Further, that the decretal amount is substantial as the judgment in question touches on six other suits, and the Appellant may not be able to recover the entire amount paid if the appeal succeeds. Lastly, that the instant application was made without unreasonable delay, and the Appellant is ready and willing to deposit with the Court security for the due realization of the judgment.
The Response
The 2nd Respondent advocates on record, J.M. Mutua and Company Advocates, filed Grounds of Opposition dated 20th February 2017 in response to the Appellant’s application. It was stated therein that the application ought to be dismissed as it is incompetent, lacks merit and is only meant to circumvent the wheels of Justice by denying the 2nd Respondent costs of defending PMCC No. 14 of 2013 at Makueni Law Courts.
Further, that the Appellant has not annexed any Decree, Certificate of costs, Proclamation Notice or warrants of attachment or of sale to demonstrate that execution by the 2nd Respondent is imminent. In addition, that the Appellant has not demonstrated in both his application and supporting affidavit that the 2nd Respondent is a man of straw who is not capable of refunding the costs of the lower court suit at Makueni Law Courts in the event that the appeal succeeds.

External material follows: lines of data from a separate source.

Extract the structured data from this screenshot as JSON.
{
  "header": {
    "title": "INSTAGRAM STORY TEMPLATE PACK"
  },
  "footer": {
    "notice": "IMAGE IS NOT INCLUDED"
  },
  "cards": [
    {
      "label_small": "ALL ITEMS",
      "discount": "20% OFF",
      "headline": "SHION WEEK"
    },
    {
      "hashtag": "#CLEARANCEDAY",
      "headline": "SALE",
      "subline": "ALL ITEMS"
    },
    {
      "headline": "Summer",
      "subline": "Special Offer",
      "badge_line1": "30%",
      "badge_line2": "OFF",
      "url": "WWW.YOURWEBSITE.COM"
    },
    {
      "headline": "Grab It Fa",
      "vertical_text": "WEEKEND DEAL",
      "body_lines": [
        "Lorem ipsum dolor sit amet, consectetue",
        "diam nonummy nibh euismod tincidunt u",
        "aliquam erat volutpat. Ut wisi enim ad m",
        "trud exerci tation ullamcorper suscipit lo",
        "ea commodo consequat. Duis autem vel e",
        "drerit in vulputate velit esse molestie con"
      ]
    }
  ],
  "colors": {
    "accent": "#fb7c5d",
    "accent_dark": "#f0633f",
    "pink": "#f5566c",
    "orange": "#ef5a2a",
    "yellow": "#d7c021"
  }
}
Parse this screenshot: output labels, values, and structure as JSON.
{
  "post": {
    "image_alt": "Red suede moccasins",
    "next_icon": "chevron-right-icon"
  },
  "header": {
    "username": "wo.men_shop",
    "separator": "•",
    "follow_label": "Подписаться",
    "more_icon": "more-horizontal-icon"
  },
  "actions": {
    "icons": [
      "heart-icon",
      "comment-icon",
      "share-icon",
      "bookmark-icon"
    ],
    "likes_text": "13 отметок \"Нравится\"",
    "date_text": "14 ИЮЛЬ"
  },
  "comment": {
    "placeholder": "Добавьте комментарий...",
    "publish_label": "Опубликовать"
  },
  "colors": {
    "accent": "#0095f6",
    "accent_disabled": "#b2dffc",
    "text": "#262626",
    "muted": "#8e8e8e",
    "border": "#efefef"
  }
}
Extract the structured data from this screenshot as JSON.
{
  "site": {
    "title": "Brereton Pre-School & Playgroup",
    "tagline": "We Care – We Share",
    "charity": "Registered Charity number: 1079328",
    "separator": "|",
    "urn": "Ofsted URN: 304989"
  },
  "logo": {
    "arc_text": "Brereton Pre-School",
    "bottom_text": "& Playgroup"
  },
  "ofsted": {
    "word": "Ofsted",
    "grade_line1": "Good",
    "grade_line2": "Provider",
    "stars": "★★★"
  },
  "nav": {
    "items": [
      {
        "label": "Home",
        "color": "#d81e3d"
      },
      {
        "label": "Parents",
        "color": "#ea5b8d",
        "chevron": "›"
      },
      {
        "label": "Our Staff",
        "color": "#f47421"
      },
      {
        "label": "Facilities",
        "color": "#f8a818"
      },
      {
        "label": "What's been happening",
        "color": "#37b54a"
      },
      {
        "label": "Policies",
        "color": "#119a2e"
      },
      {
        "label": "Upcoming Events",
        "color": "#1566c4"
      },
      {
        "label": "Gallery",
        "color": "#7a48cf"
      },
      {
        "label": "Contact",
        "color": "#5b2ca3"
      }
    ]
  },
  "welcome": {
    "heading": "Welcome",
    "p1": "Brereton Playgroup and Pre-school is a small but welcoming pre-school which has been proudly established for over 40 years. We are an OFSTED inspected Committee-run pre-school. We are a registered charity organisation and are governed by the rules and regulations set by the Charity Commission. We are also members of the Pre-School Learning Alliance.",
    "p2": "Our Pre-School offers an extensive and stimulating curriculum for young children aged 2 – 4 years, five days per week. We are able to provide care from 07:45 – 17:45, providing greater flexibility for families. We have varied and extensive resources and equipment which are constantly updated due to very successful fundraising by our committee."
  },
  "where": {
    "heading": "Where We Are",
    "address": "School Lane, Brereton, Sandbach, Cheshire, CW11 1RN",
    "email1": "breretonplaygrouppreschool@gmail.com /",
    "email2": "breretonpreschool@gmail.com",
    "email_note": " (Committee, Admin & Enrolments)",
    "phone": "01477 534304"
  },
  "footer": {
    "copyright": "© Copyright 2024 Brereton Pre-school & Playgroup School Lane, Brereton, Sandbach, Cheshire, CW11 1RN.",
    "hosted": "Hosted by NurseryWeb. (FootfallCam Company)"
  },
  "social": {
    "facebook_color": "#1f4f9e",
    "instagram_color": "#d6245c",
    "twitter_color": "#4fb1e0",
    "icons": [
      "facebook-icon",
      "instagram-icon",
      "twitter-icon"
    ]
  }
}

The Respondent’s advocate, namely Mr. Muumbi, who was holding brief for Mr. Kilonzo, wholly relied on the said Grounds of Opposition in oral submissions he made in Court during the hearing of the application on 6th March 2017.
The Issues and Determination
I have read and carefully considered the pleadings and submissions filed. The issue before the Court is whether the judgment and decree delivered in Makueni PMCC No 14 of 2013 should be stayed pending the hearing of the appeal. Stay of execution pending appeal is governed by the provisions of Order 42 Rule 6 of the Civil Procedure Rules which provides as follows:
“6. (1) No appeal or second appeal shall operate as a stay of execution or proceedings under a decree or order appealed from except in so far as the court appealed from may order but, the court appealed from may for sufficient cause order stay of execution of such decree or order, and whether the application for such stay shall have been granted or refused by the court appealed from, the court to which such appeal is preferred shall be at liberty, on application being made, to consider such application and to make such order thereon as may to it seem just, and any person aggrieved by an order of stay made by the court from whose decision the appeal is preferred may apply to the appellate court to have such order set aside.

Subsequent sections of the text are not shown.